While reaching the pinnacle of achievement in any particular sport is a pipe dream for most, for Stephens — a rising star in the archery world — the goal is just one skillful performance away from being realized.
The Georgia Southern club archer, who participates individually in state and national competitions throughout the year, hopes to do what few others will by joining the U.S. Olympic Archery Team.
Stephens can do so by performing well in a three-day qualifying tournament before the 2016 games.
“Becoming a member of the United States Olympic Archery Team would be my greatest life achievement to date. No award or trophy I’ve won before would compare,” she said. “The opportunity to represent the United States in such an esteemed tradition would be the crowning moment of my archery career. There is nothing higher, and nothing more competitive, than the Olympics.
“(The Olympics) is [as] far as I can possibly go, and that’s where I want to take it. I plan to get there some day, some way,” she continued. “I feel that in three more years, I will be ready and able to make the team.”
Anyone noticing Stephens’ recent competition results would have little reason to argue against her chances.
During the past year, she has placed fourth, fifth and seventh in national competitions, defeated challengers in several regional and state events and been named a collegiate All-American.
She also competes with the Georgia Southern Archery Club Team and a Junior Olympic Archery Development team.
Stephens, who has practiced as an archer for six years, says she is committed to improving all that she can.
She practices five to seven days each week, about five hours per day, at Georgia Southern, her home in Long County or with an archery coach near Atlanta, she said.
“I always want to get better,” Stephens said. “I know I have a lot of work left to do, but I love it; and that’s why I keep going.
“Success is very complex in this sport. In order to be successful, I have to be physically tough.
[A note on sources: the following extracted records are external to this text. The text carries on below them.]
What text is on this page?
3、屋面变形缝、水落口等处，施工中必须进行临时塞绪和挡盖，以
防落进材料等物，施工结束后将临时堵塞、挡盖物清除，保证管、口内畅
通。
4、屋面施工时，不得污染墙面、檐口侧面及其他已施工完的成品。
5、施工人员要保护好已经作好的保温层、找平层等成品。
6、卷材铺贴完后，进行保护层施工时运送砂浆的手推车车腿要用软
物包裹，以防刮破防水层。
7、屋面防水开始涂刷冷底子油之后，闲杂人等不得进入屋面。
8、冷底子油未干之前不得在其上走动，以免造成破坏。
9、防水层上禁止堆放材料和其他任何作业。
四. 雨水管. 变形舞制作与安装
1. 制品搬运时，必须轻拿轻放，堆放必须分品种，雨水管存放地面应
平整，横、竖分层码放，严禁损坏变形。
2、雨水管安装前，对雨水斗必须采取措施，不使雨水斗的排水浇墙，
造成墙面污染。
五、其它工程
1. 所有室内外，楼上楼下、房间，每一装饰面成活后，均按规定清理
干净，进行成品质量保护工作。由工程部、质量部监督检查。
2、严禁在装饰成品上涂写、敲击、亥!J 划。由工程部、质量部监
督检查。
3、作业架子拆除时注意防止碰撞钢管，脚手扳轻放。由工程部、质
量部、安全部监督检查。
You have to train hard to perform well, and that requires a dedication foreign to most,” she said. “You also have to be mentally tough.”
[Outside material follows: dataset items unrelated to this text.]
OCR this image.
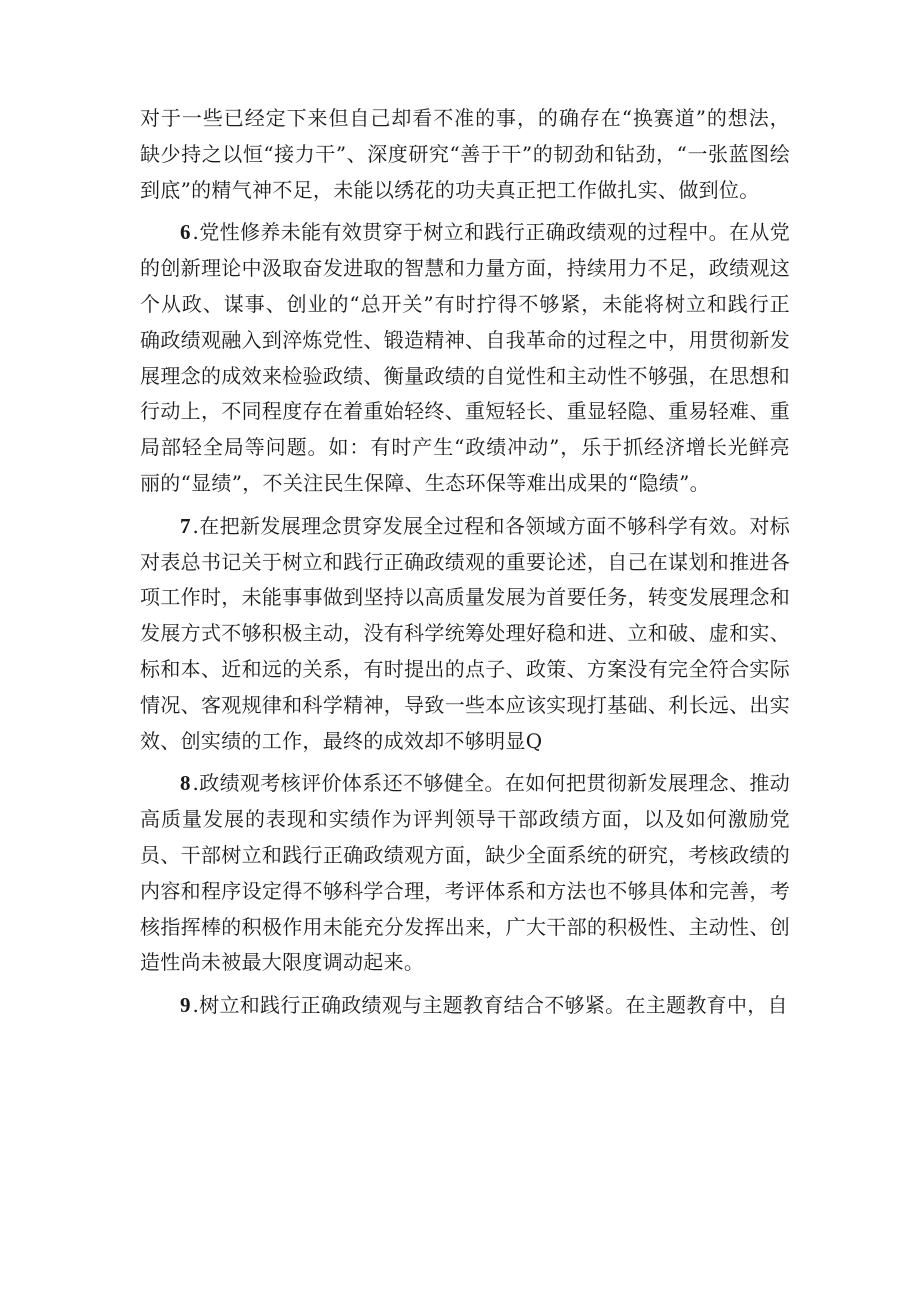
对于一些已经定下来但自己却看不准的事，的确存在“换赛道”的想法，缺少持之以恒“接力干”、深度研究“善于干”的韧劲和钻劲，“一张蓝图绘到底”的精气神不足，未能以绣花的功夫真正把工作做扎实、做到位。

6.党性修养未能有效贯穿于树立和践行正确政绩观的过程中。在从党的创新理论中汲取奋发进取的智慧和力量方面，持续用力不足，政绩观这个从政、谋事、创业的“总开关”有时拧得不够紧，未能将树立和践行正确政绩观融入到淬炼党性、锻造精神、自我革命的过程之中，用贯彻新发展理念的成效来检验政绩、衡量政绩的自觉性和主动性不够强，在思想和行动上，不同程度存在着重始轻终、重短轻长、重显轻隐、重易轻难、重局部轻全局等问题。如：有时产生“政绩冲动”，乐于抓经济增长光鲜亮丽的“显绩”，不关注民生保障、生态环保等难出成果的“隐绩”。

7.在把新发展理念贯穿发展全过程和各领域方面不够科学有效。对标对表总书记关于树立和践行正确政绩观的重要论述，自己在谋划和推进各项工作时，未能事事做到坚持以高质量发展为首要任务，转变发展理念和发展方式不够积极主动，没有科学统筹处理好稳和进、立和破、虚和实、标和本、近和远的关系，有时提出的点子、政策、方案没有完全符合实际情况、客观规律和科学精神，导致一些本应该实现打基础、利长远、出实效、创实绩的工作，最终的成效却不够明显Q

8.政绩观考核评价体系还不够健全。在如何把贯彻新发展理念、推动高质量发展的表现和实绩作为评判领导干部政绩方面，以及如何激励党员、干部树立和践行正确政绩观方面，缺少全面系统的研究，考核政绩的内容和程序设定得不够科学合理，考评体系和方法也不够具体和完善，考核指挥棒的积极作用未能充分发挥出来，广大干部的积极性、主动性、创造性尚未被最大限度调动起来。

9.树立和践行正确政绩观与主题教育结合不够紧。在主题教育中，自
Stephens’ coach, Rodney Estrada, has known the budding archer for several years, and he thinks Stephens has the talent to compete at the highest level.
“I think (Stephens) has an incredible command of the sport, is easy to work with and is highly coachable. She has drive, motivation and a willingness to put in the hard work it takes to make it to the next level,” Estrada said. “Her chances to make the 2016 team are very good. She has a strong foundation and can only improve from here.”
Estrada said Stephens’ greatest gifts are those that cannot be measured.
“She is highly, personally self-motivated. Her willingness to try new form issues and equipment to improve her game allows her a flexibility to grow and learn,” he said. “Linda is highly intelligent and extremely driven towards success. Her personal self-drive motivates her to try harder, work differently and break through training plateaus.”
Stephens said she will continue working meticulously and competing regularly as she prepares for the Olympic trials in 2016.
And she plans on having a good time doing it.
“Every second of my time in and around the archery field is a moment for discovery and learning,” Stephens said. “No matter what, I have to stay positive and live in the present.
“I love this sport. I live for the competition. It takes a lot out of me, but it always puts a lot more in.”